= Innovista =

Innovista is the economic development arm of the University of South Carolina.

==The innovation district==
The Innovation District is the physical campus of Innovista: 500 acres in the heart of downtown Columbia. The infrastructure is supported by the City of Columbia. A research park akin to ones developed around the country, which have, at their economic core, a research university: Research Triangle Park (Duke, UNC and NC State, North Carolina) and Silicon Valley (Stanford), the Innovation District will draw on the intellectual power of the university.

==Urban renewal==
Innovista is also an urban plan to transform the area bordered by the Congaree River and Assembly, Blossom and Gervais Streets into a "vibrant place" to Live, Learn, Earn and Play in the heart of the city. The Innovista plan includes The Innovation District, where technical and creative talent can live and work, and the planned Waterfront District, a 100-acre Riverfront Park along the Congaree River with an outdoor amphitheater, bicycle and pedestrian paths.

==History==
In 2005, the concept of Innovista was created by then-USC President Dr. Andrew Sorenson; Dr. Harris Pastides, then-USC Vice President for Research and Health Sciences and current USC President; and then-Columbia Mayor Bob Coble. At the time, USC research funding was growing significantly and the Carnegie Foundation had designated the university as an institution of "very high research activity," its highest distinction given only to 62 public research institutions. USC's signature research areas include hydrogen fuel cells and other alternative energies, health sciences, nanotechnology and material sciences; environmental sciences, and software and technology.

Innovista's initial plans called for construction of four buildings. Horizon I and Discovery I: designed for academic research; and companion buildings Horizon II and Discovery II: designed for private development and commercial firms. The public buildings were partially constructed and first occupied in 2009, however, funding to complete these buildings was not available until late 2011. Horizon I and Discovery I are currently home to several internationally renowned researchers.

The construction of the private buildings experienced obstacles including the failure of two private developers to obtain sufficient financing and the 2009 controversial firing of the second developer. In 2011, several existing private buildings were designated as preferred locations for Innovista affiliated firms including the Tower at 1301 Gervais Street also known as IT-oLogy @ Innovista; the USC-Columbia Technology Incubator; the SCRA USC Innovation Center; Midlands Technical College Business Accelerator; and IdeaLabs.

==Legislative support==
The South Carolina General Assembly passed a series of legislative acts designed to help South Carolina research institutions develop world-class research for commercialization. The Centers of Economic Excellence Act helped USC attract an array of internationally recognized scientists through the associated public/private multimillion-dollar Centers of Economic Excellence Program. The Research University Infrastructure Act provided $58 million originally and another $14 million in additional funding to help finance the construction of the Horizon I and Discovery I buildings, and the Partners Act of 2006 assists high-tech firms and university startups find grant and seed funding.

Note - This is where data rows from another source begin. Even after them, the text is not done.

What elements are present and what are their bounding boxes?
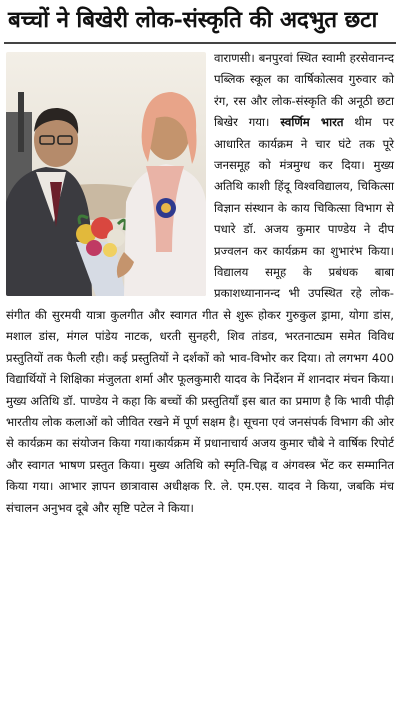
article-photo	[6, 52, 206, 296]
article-text-part-2: थीम पर आधारित कार्यक्रम ने चार घंटे तक पूरे जनसमूह को मंत्रमुग्ध कर दिया। मुख्य अतिथि काशी हिंदू विश्वविद्यालय, चिकित्सा विज्ञान संस्थान के काय चिकित्सा विभाग से पधारे डॉ. अजय कुमार पाण्डेय ने दीप प्रज्वलन कर कार्यक्रम का शुभारंभ किया। विद्यालय समूह के प्रबंधक बाबा प्रकाशध्यानानन्द भी उपस्थित रहे लोक-संगीत की सुरमयी यात्रा कुलगीत और स्वागत गीत से शुरू होकर गुरुकुल ड्रामा, योगा डांस, मशाल डांस, मंगल पांडेय नाटक, धरती सुनहरी, शिव तांडव, भरतनाट्यम समेत विविध प्रस्तुतियों तक फैली रही। कई प्रस्तुतियों ने दर्शकों को भाव-विभोर कर दिया। तो लगभग 400 विद्यार्थियों ने शिक्षिका मंजुलता शर्मा और फूलकुमारी यादव के निर्देशन में शानदार मंचन किया। मुख्य अतिथि डॉ. पाण्डेय ने कहा कि बच्चों की प्रस्तुतियाँ इस बात का प्रमाण है कि भावी पीढ़ी भारतीय लोक कलाओं को जीवित रखने में पूर्ण सक्षम है। सूचना एवं जनसंपर्क विभाग की ओर से कार्यक्रम का संयोजन किया गया।कार्यक्रम में प्रधानाचार्य अजय कुमार चौबे ने वार्षिक रिपोर्ट और स्वागत भाषण प्रस्तुत किया। मुख्य अतिथि को स्मृति-चिह्न व अंगवस्त्र भेंट कर सम्मानित किया गया। आभार ज्ञापन छात्रावास अधीक्षक रि. ले. एम.एस. यादव ने किया, जबकि मंच संचालन अनुभव दूबे और सृष्टि पटेल ने किया।	[6, 115, 394, 515]
article-text-part-1: वाराणसी। बनपुरवां स्थित स्वामी हरसेवानन्द पब्लिक स्कूल का वार्षिकोत्सव गुरुवार को रंग, रस और लोक-संस्कृति की अनूठी छटा बिखेर गया।	[214, 51, 394, 130]
theme-name: स्वर्णिम भारत	[280, 115, 344, 130]
photo-illustration	[6, 52, 206, 296]
article-body	[4, 48, 396, 519]
news-clipping	[4, 4, 396, 696]
headline: बच्चों ने बिखेरी लोक-संस्कृति की अदभुत छटा	[8, 7, 378, 33]
headline-divider	[4, 42, 396, 44]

==Select accomplishments==
The University of South Carolina's Arnold School of Public Health is a leader in biomedical research, health disparities, bioterrorism preparedness, and disease prevention. In 2006, the Arnold School opened its new $26 million LEED-certified research facility on Assembly Street with additional space in the Discovery I building on Greene Street.

USC's Darla Moore School of Business, whose undergraduate international business program ranks number 1 in the nation, was relocating to the Innovation District, at Assembly and Greene Streets, to a new $90 million structure scheduled for completion by December 2013.

University of South Carolina professor Ken Reifsnider, a member of the National Academy of Engineers and the Scientific Advisory Board for the U.S. Air Force, creates high-performing, lower-cost composite alternatives for aerospace applications. His work has helped spawn a new Lightning Response Laboratory at the SCRA USC Innovation Center, which will refine the understanding of how modern aircraft and other structures are affected by electrical storms. This advanced material research will have implications for commercial airline manufacturers such as Boeing, which recently opened a manufacturing facility in North Charleston, South Carolina.

With the help of Innovista and leaders from the university and the S.C. Department of Commerce, USC alums Bill and Lou Kennedy are expanding their Florida-based company, Nephron Pharmaceuticals, to the Midlands with a $313 million manufacturing plant in Lexington, South Carolina scheduled for completion in 2014.

The USC Columbia Technology Incubator is home to many university startup companies. To date, the Incubator has graduated 31 companies from its program and created 754 jobs with an average salary of more than $63,000.